Never-ending payment technology
Many large companies rely on larger partners or affiliates to remain afloat, fintech has allowed these companies to transfer money to each other in the simplest of ways while conforming to regional and international regulations, making this monumental task even simpler.
This not only gets the money where it needs to be and fast, but also keeps these transactions and finances in compliance with anti-terrorist, banking and other payment regulations set forth.
Check payments are considered an SME’s worst nightmare, since sometimes it takes excruciating amounts of time to cash them in and get cleared, especially when these companies need a rapid surge of cash flow.
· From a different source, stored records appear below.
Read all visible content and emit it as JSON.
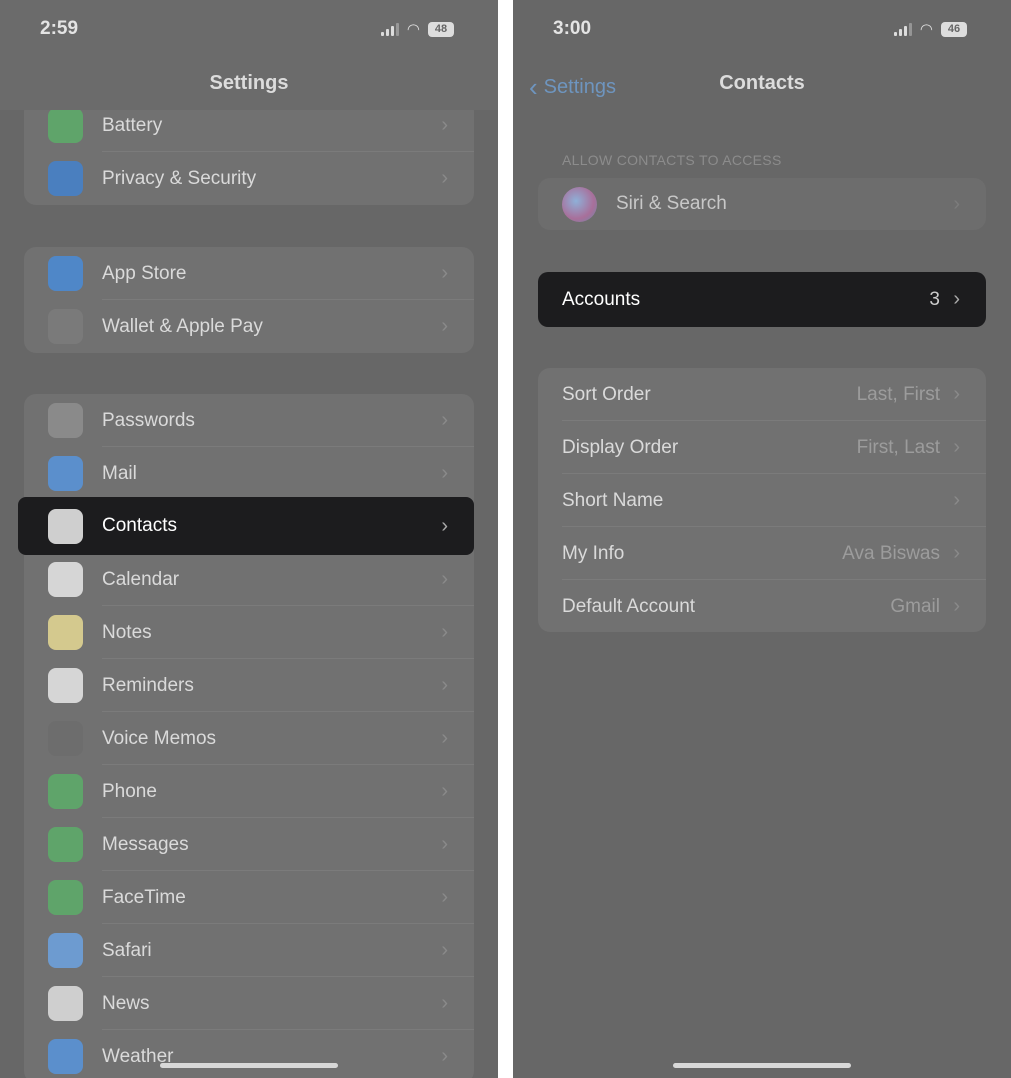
{
  "left": {
    "time": "2:59",
    "battery": "48",
    "title": "Settings",
    "groups": [
      [
        {
          "label": "Battery",
          "icon": "battery-icon",
          "color": "#5fa46a"
        },
        {
          "label": "Privacy & Security",
          "icon": "hand-icon",
          "color": "#4a7fbf"
        }
      ],
      [
        {
          "label": "App Store",
          "icon": "app-store-icon",
          "color": "#4f87c8"
        },
        {
          "label": "Wallet & Apple Pay",
          "icon": "wallet-icon",
          "color": "#7a7a7a"
        }
      ],
      [
        {
          "label": "Passwords",
          "icon": "key-icon",
          "color": "#8a8a8a"
        },
        {
          "label": "Mail",
          "icon": "mail-icon",
          "color": "#5b8fcc"
        },
        {
          "label": "Contacts",
          "icon": "contacts-icon",
          "color": "#cfcfcf",
          "highlighted": true
        },
        {
          "label": "Calendar",
          "icon": "calendar-icon",
          "color": "#d6d6d6"
        },
        {
          "label": "Notes",
          "icon": "notes-icon",
          "color": "#d4c98e"
        },
        {
          "label": "Reminders",
          "icon": "reminders-icon",
          "color": "#d6d6d6"
        },
        {
          "label": "Voice Memos",
          "icon": "voice-memos-icon",
          "color": "#6d6d6d"
        },
        {
          "label": "Phone",
          "icon": "phone-icon",
          "color": "#5fa46a"
        },
        {
          "label": "Messages",
          "icon": "messages-icon",
          "color": "#5fa46a"
        },
        {
          "label": "FaceTime",
          "icon": "facetime-icon",
          "color": "#5fa46a"
        },
        {
          "label": "Safari",
          "icon": "safari-icon",
          "color": "#6d9bd0"
        },
        {
          "label": "News",
          "icon": "news-icon",
          "color": "#cfcfcf"
        },
        {
          "label": "Weather",
          "icon": "weather-icon",
          "color": "#5b8fcc"
        }
      ]
    ]
  },
  "right": {
    "time": "3:00",
    "battery": "46",
    "back_label": "Settings",
    "title": "Contacts",
    "section_header": "ALLOW CONTACTS TO ACCESS",
    "siri": {
      "label": "Siri & Search",
      "icon": "siri-icon"
    },
    "accounts": {
      "label": "Accounts",
      "value": "3"
    },
    "settings": [
      {
        "label": "Sort Order",
        "value": "Last, First"
      },
      {
        "label": "Display Order",
        "value": "First, Last"
      },
      {
        "label": "Short Name",
        "value": ""
      },
      {
        "label": "My Info",
        "value": "Ava Biswas"
      },
      {
        "label": "Default Account",
        "value": "Gmail"
      }
    ]
  }
}
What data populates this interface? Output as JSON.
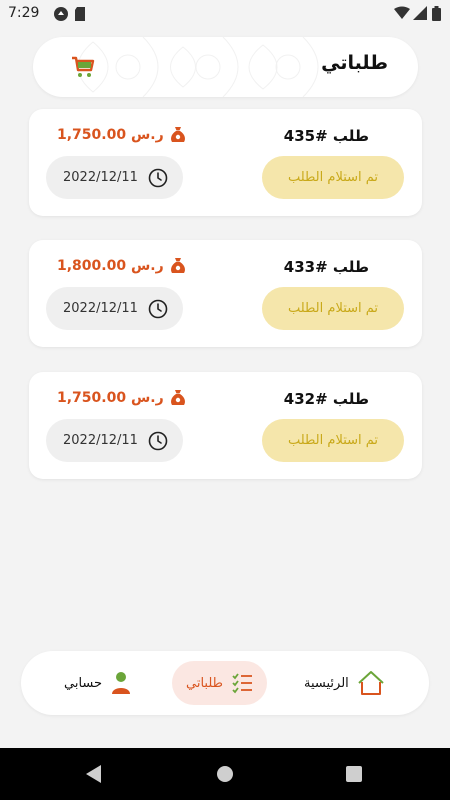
{
  "status_bar": {
    "time": "7:29"
  },
  "header": {
    "title": "طلباتي",
    "cart_icon": "cart-icon"
  },
  "orders": [
    {
      "title": "طلب #435",
      "price": "1,750.00 ر.س",
      "status": "تم استلام الطلب",
      "date": "2022/12/11"
    },
    {
      "title": "طلب #433",
      "price": "1,800.00 ر.س",
      "status": "تم استلام الطلب",
      "date": "2022/12/11"
    },
    {
      "title": "طلب #432",
      "price": "1,750.00 ر.س",
      "status": "تم استلام الطلب",
      "date": "2022/12/11"
    }
  ],
  "bottom_nav": {
    "home_label": "الرئيسية",
    "orders_label": "طلباتي",
    "account_label": "حسابي",
    "active": "orders"
  },
  "colors": {
    "accent": "#d9541e",
    "status_bg": "#f5e6ab",
    "status_text": "#c9a91a",
    "green": "#6ba539"
  }
}
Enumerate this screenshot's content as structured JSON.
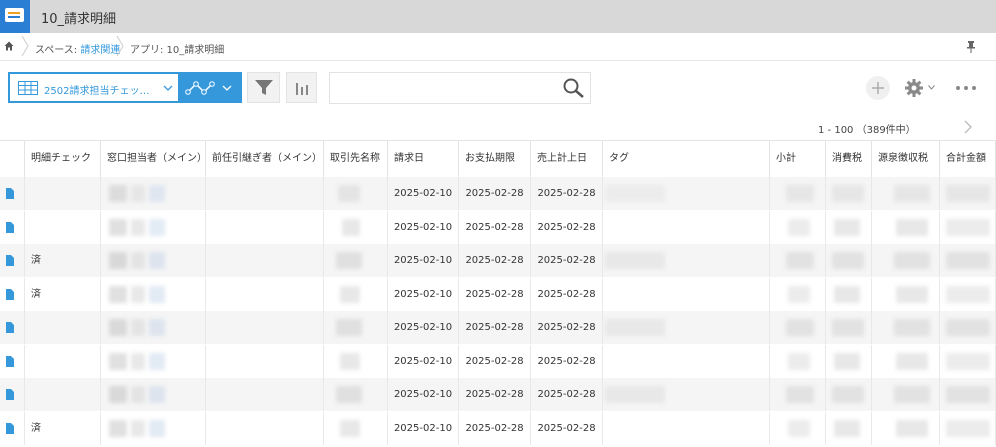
{
  "header": {
    "title": "10_請求明細",
    "icon": "app-icon",
    "color": "#2a7fd4"
  },
  "breadcrumb": {
    "space_prefix": "スペース: ",
    "space_name": "請求関連",
    "app_label": "アプリ: 10_請求明細"
  },
  "toolbar": {
    "view_name": "2502請求担当チェッ…",
    "accent_color": "#3498db",
    "search": {
      "value": "",
      "placeholder": ""
    }
  },
  "pagination": {
    "text": "1 - 100 （389件中）"
  },
  "table": {
    "columns": [
      "明細チェック",
      "窓口担当者（メイン）",
      "前任引継ぎ者（メイン）",
      "取引先名称",
      "請求日",
      "お支払期限",
      "売上計上日",
      "タグ",
      "小計",
      "消費税",
      "源泉徴収税",
      "合計金額"
    ],
    "rows": [
      {
        "check": "",
        "invoice_date": "2025-02-10",
        "due_date": "2025-02-28",
        "sales_date": "2025-02-28"
      },
      {
        "check": "",
        "invoice_date": "2025-02-10",
        "due_date": "2025-02-28",
        "sales_date": "2025-02-28"
      },
      {
        "check": "済",
        "invoice_date": "2025-02-10",
        "due_date": "2025-02-28",
        "sales_date": "2025-02-28"
      },
      {
        "check": "済",
        "invoice_date": "2025-02-10",
        "due_date": "2025-02-28",
        "sales_date": "2025-02-28"
      },
      {
        "check": "",
        "invoice_date": "2025-02-10",
        "due_date": "2025-02-28",
        "sales_date": "2025-02-28"
      },
      {
        "check": "",
        "invoice_date": "2025-02-10",
        "due_date": "2025-02-28",
        "sales_date": "2025-02-28"
      },
      {
        "check": "",
        "invoice_date": "2025-02-10",
        "due_date": "2025-02-28",
        "sales_date": "2025-02-28"
      },
      {
        "check": "済",
        "invoice_date": "2025-02-10",
        "due_date": "2025-02-28",
        "sales_date": "2025-02-28"
      }
    ]
  }
}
The beauty of Fintech is that it turns this process entirely online, while making it faster for an organization to access their funds. Some companies, for example, offer a service that processes the payments overnight, so the business has money in its accounts by the next day.
This is ideal for landlords and real estate companies that tend to receive monthly rental payments.
This is especially useful for younger startups which experience trouble in managing their bill payments online. Small business owners and some startups may have trouble managing their own routine bills.
Thus SMEs might hope to delay payment until the due date to help manage operating cash, but at the same time, these businesses don’t want to pay too late because they may incur late fees, damage their credit and get a bad reputation.
Some of these fintech solutions include the ability to gather all their bills in one place, which offers help in managing these payment to ensure that they are being paid on time, and sometimes being paid online.
The rise of Fintech has opened Pandora’s Box of financial opportunities, allowing businesses to offer more services at the fraction of the price.
In retrospect, entrepreneurs and SMEs need to keep their eyes wide open on the advancements the fintech sector is evolving into, since they have the full might to improve their services and business, as well as stay at the forefront of their respected markets.